1. The perspective development of nanotechnologies scored (in a range between 1 = nil, and 4= excellent), 3.5 for the medical/healthcare and 3.1 for the sport/outdoor sectors.
2. The most promising fields of applications of nanotechnologies were suggested as:
a. for the medical/healthcare sector, antibacterial textiles; wound care dressing; drug controlled delivery; multifunctional sensors and biosensors; tissue engineering;
b. for the sport/outdoor sector, garments protecting against weather; thermoregulated, antiodour, breathable and low friction coefficient textiles, anti ageing textiles.
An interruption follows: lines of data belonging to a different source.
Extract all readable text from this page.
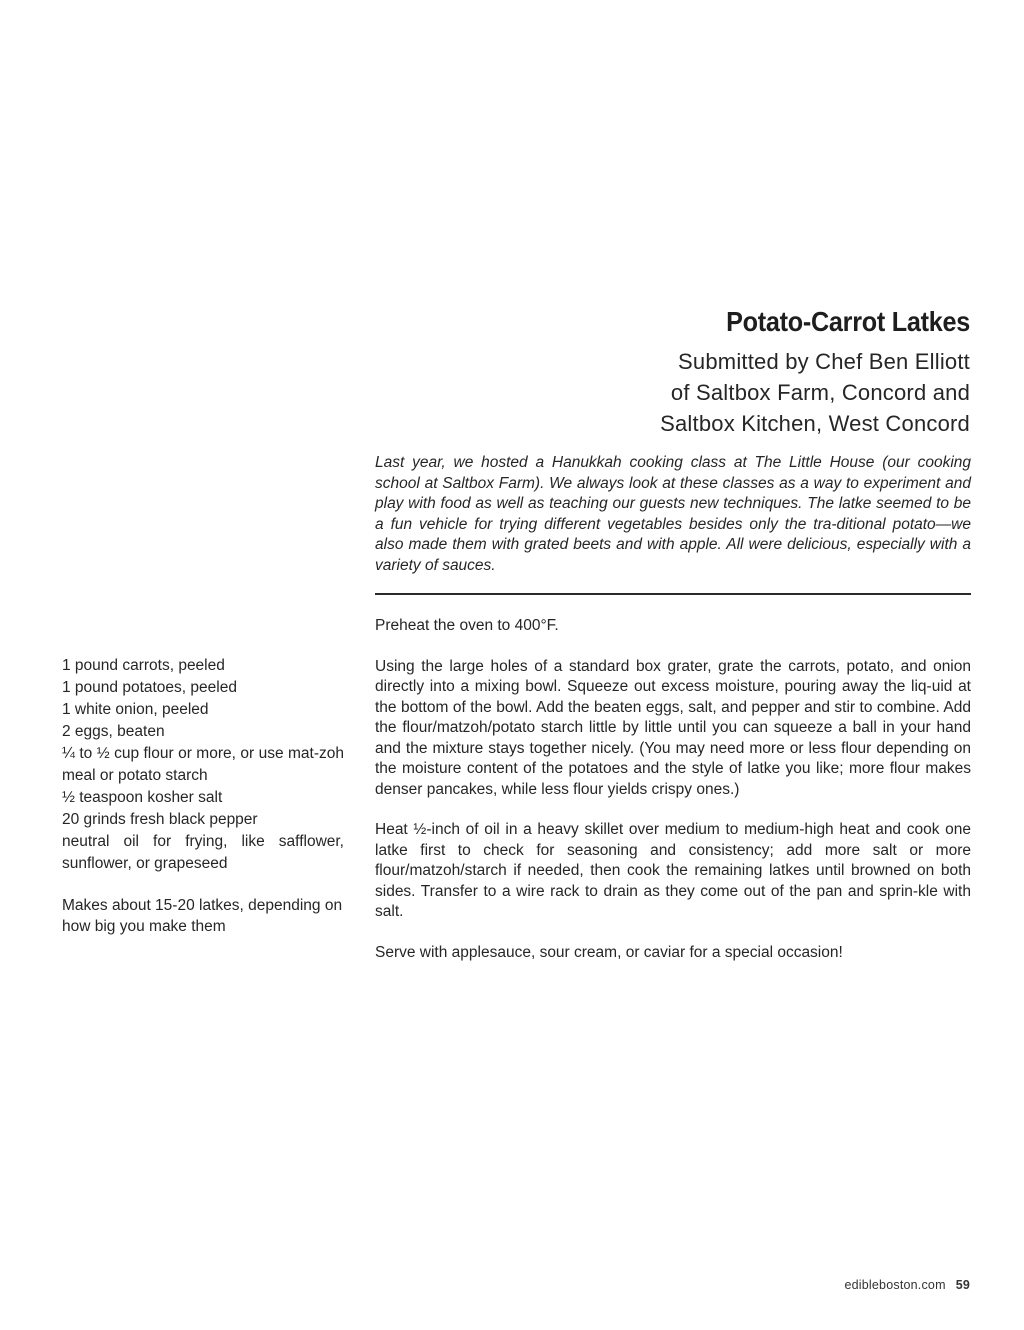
Potato-Carrot Latkes
Submitted by Chef Ben Elliott
of Saltbox Farm, Concord and
Saltbox Kitchen, West Concord

Last year, we hosted a Hanukkah cooking class at The Little House (our cooking school at Saltbox Farm). We always look at these classes as a way to experiment and play with food as well as teaching our guests new techniques. The latke seemed to be a fun vehicle for trying different vegetables besides only the tra-ditional potato—we also made them with grated beets and with apple. All were delicious, especially with a variety of sauces.

1 pound carrots, peeled
1 pound potatoes, peeled
1 white onion, peeled
2 eggs, beaten
¼ to ½ cup flour or more, or use mat-zoh meal or potato starch
½ teaspoon kosher salt
20 grinds fresh black pepper
neutral oil for frying, like safflower, sunflower, or grapeseed

Makes about 15-20 latkes, depending on how big you make them

Preheat the oven to 400°F.

Using the large holes of a standard box grater, grate the carrots, potato, and onion directly into a mixing bowl. Squeeze out excess moisture, pouring away the liq-uid at the bottom of the bowl. Add the beaten eggs, salt, and pepper and stir to combine. Add the flour/matzoh/potato starch little by little until you can squeeze a ball in your hand and the mixture stays together nicely. (You may need more or less flour depending on the moisture content of the potatoes and the style of latke you like; more flour makes denser pancakes, while less flour yields crispy ones.)

Heat ½-inch of oil in a heavy skillet over medium to medium-high heat and cook one latke first to check for seasoning and consistency; add more salt or more flour/matzoh/starch if needed, then cook the remaining latkes until browned on both sides. Transfer to a wire rack to drain as they come out of the pan and sprin-kle with salt.

Serve with applesauce, sour cream, or caviar for a special occasion!

edibleboston.com 59
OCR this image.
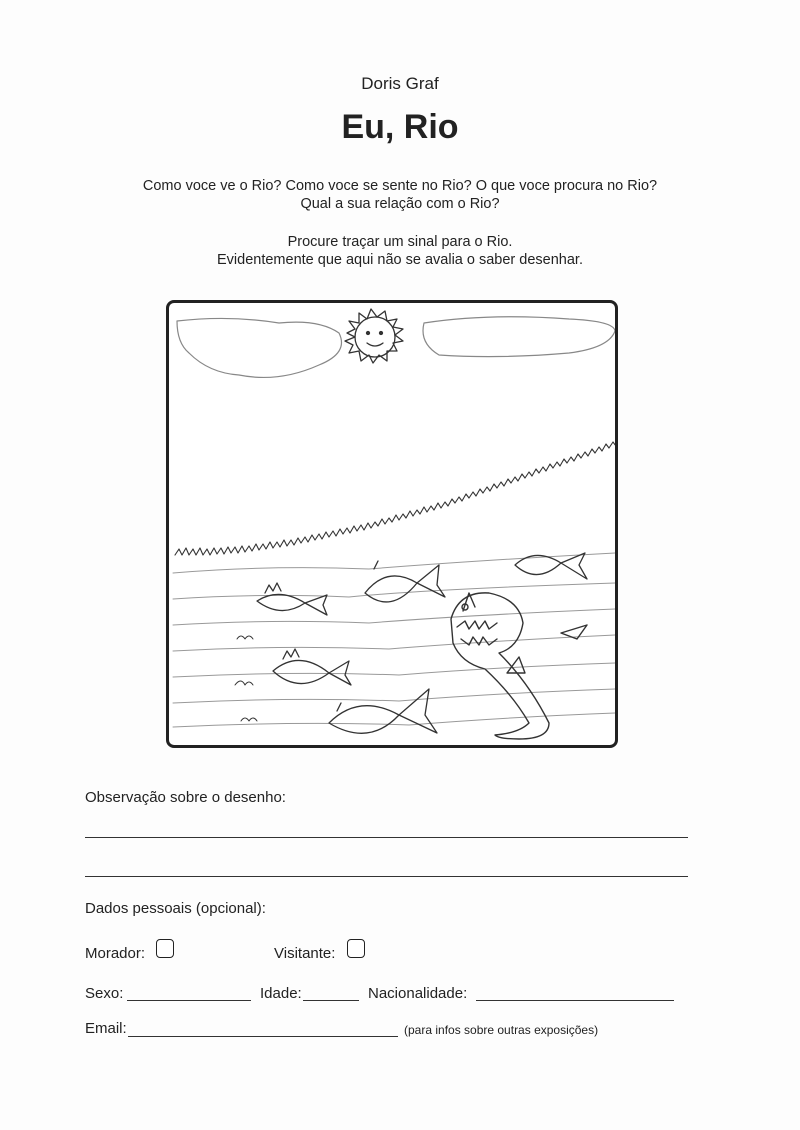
Doris Graf
Eu, Rio
Como voce ve o Rio? Como voce se sente no Rio? O que voce procura no Rio?
Qual a sua relação com o Rio?
Procure traçar um sinal para o Rio.
Evidentemente que aqui não se avalia o saber desenhar.
Observação sobre o desenho:
Dados pessoais (opcional):
Morador:	Visitante:
Sexo:	Idade:	Nacionalidade:
Email:	(para infos sobre outras exposições)
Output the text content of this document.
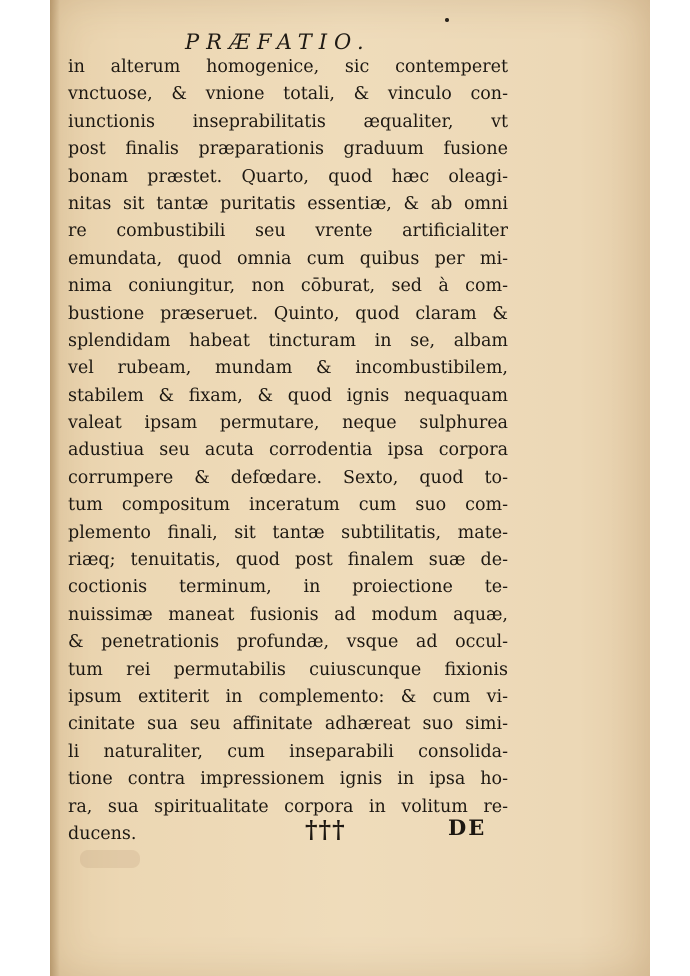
PRÆFATIO.
in alterum homogenice, sic contemperet
vnctuose, & vnione totali, & vinculo con-
iunctionis inseprabilitatis æqualiter, vt
post finalis præparationis graduum fusione
bonam præstet. Quarto, quod hæc oleagi-
nitas sit tantæ puritatis essentiæ, & ab omni
re combustibili seu vrente artificialiter
emundata, quod omnia cum quibus per mi-
nima coniungitur, non cōburat, sed à com-
bustione præseruet. Quinto, quod claram &
splendidam habeat tincturam in se, albam
vel rubeam, mundam & incombustibilem,
stabilem & fixam, & quod ignis nequaquam
valeat ipsam permutare, neque sulphurea
adustiua seu acuta corrodentia ipsa corpora
corrumpere & defœdare. Sexto, quod to-
tum compositum inceratum cum suo com-
plemento finali, sit tantæ subtilitatis, mate-
riæq; tenuitatis, quod post finalem suæ de-
coctionis terminum, in proiectione te-
nuissimæ maneat fusionis ad modum aquæ,
& penetrationis profundæ, vsque ad occul-
tum rei permutabilis cuiuscunque fixionis
ipsum extiterit in complemento: & cum vi-
cinitate sua seu affinitate adhæreat suo simi-
li naturaliter, cum inseparabili consolida-
tione contra impressionem ignis in ipsa ho-
ra, sua spiritualitate corpora in volitum re-
ducens.	†††	DE
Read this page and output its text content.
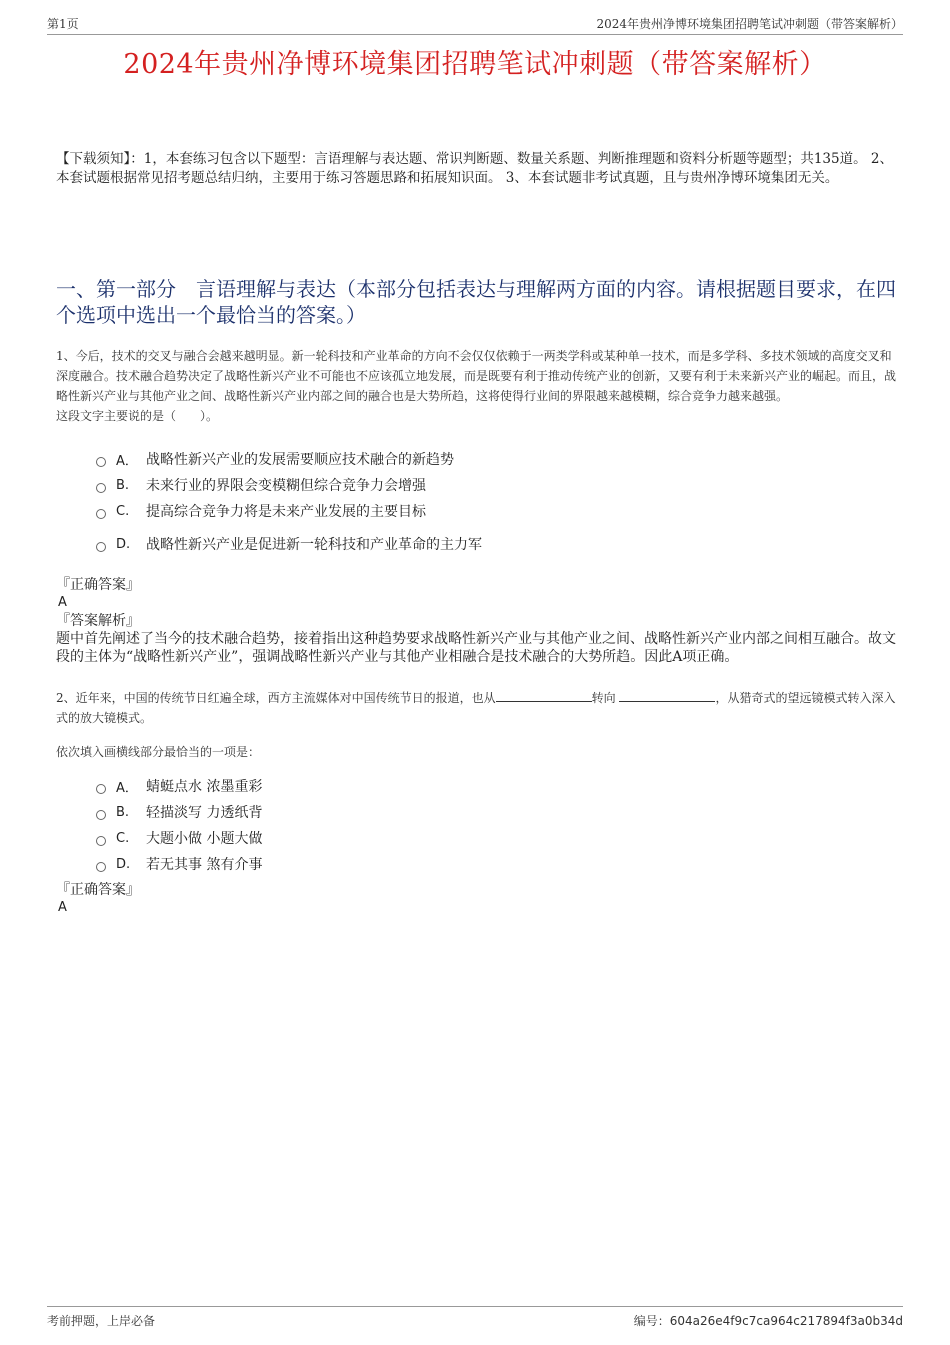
第1页	2024年贵州净博环境集团招聘笔试冲刺题（带答案解析）
2024年贵州净博环境集团招聘笔试冲刺题（带答案解析）
【下载须知】：1，本套练习包含以下题型：言语理解与表达题、常识判断题、数量关系题、判断推理题和资料分析题等题型；共135道。 2、本套试题根据常见招考题总结归纳，主要用于练习答题思路和拓展知识面。 3、本套试题非考试真题，且与贵州净博环境集团无关。
一、第一部分　言语理解与表达（本部分包括表达与理解两方面的内容。请根据题目要求，在四个选项中选出一个最恰当的答案。）

1、今后，技术的交叉与融合会越来越明显。新一轮科技和产业革命的方向不会仅仅依赖于一两类学科或某种单一技术，而是多学科、多技术领域的高度交叉和深度融合。技术融合趋势决定了战略性新兴产业不可能也不应该孤立地发展，而是既要有利于推动传统产业的创新，又要有利于未来新兴产业的崛起。而且，战略性新兴产业与其他产业之间、战略性新兴产业内部之间的融合也是大势所趋，这将使得行业间的界限越来越模糊，综合竞争力越来越强。

这段文字主要说的是（　　）。

A． 战略性新兴产业的发展需要顺应技术融合的新趋势
B.	未来行业的界限会变模糊但综合竞争力会增强
C.	提高综合竞争力将是未来产业发展的主要目标
D.	战略性新兴产业是促进新一轮科技和产业革命的主力军
『正确答案』
A
『答案解析』
题中首先阐述了当今的技术融合趋势，接着指出这种趋势要求战略性新兴产业与其他产业之间、战略性新兴产业内部之间相互融合。故文段的主体为“战略性新兴产业”，强调战略性新兴产业与其他产业相融合是技术融合的大势所趋。因此A项正确。

2、近年来，中国的传统节日红遍全球，西方主流媒体对中国传统节日的报道，也从	转向	，从猎奇式的望远镜模式转入深入式的放大镜模式。

依次填入画横线部分最恰当的一项是：

A． 蜻蜓点水 浓墨重彩
B.	轻描淡写 力透纸背
C.	大题小做 小题大做
D.	若无其事 煞有介事
『正确答案』
A
考前押题，上岸必备	编号：604a26e4f9c7ca964c217894f3a0b34d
3. The most important advantages deriving from the application of nanotechologies were:
a. for the medical/healthcare sector, miniaturization; reduction of raw materials and energy expenses; very high surface/volume rarios allowing increased reactivity; bacterial shielding; increase of sensor sensitivity; customized drugs;
b. for tthe sport/outdoor sector, oleo-hydro repellency; self cleaning and antifouling activity; increase of comfort; increase of mechanical performance.
4. The most important barriers to the application of nanotechnologies both in the medical/healthcare and the sport/outdoor sectors were: fear of the impact of nanoproducts on the human health; lack of regulation; reduced tendency to innovation; difficulty in large scale production; high interdisciplinarity needs of competencies.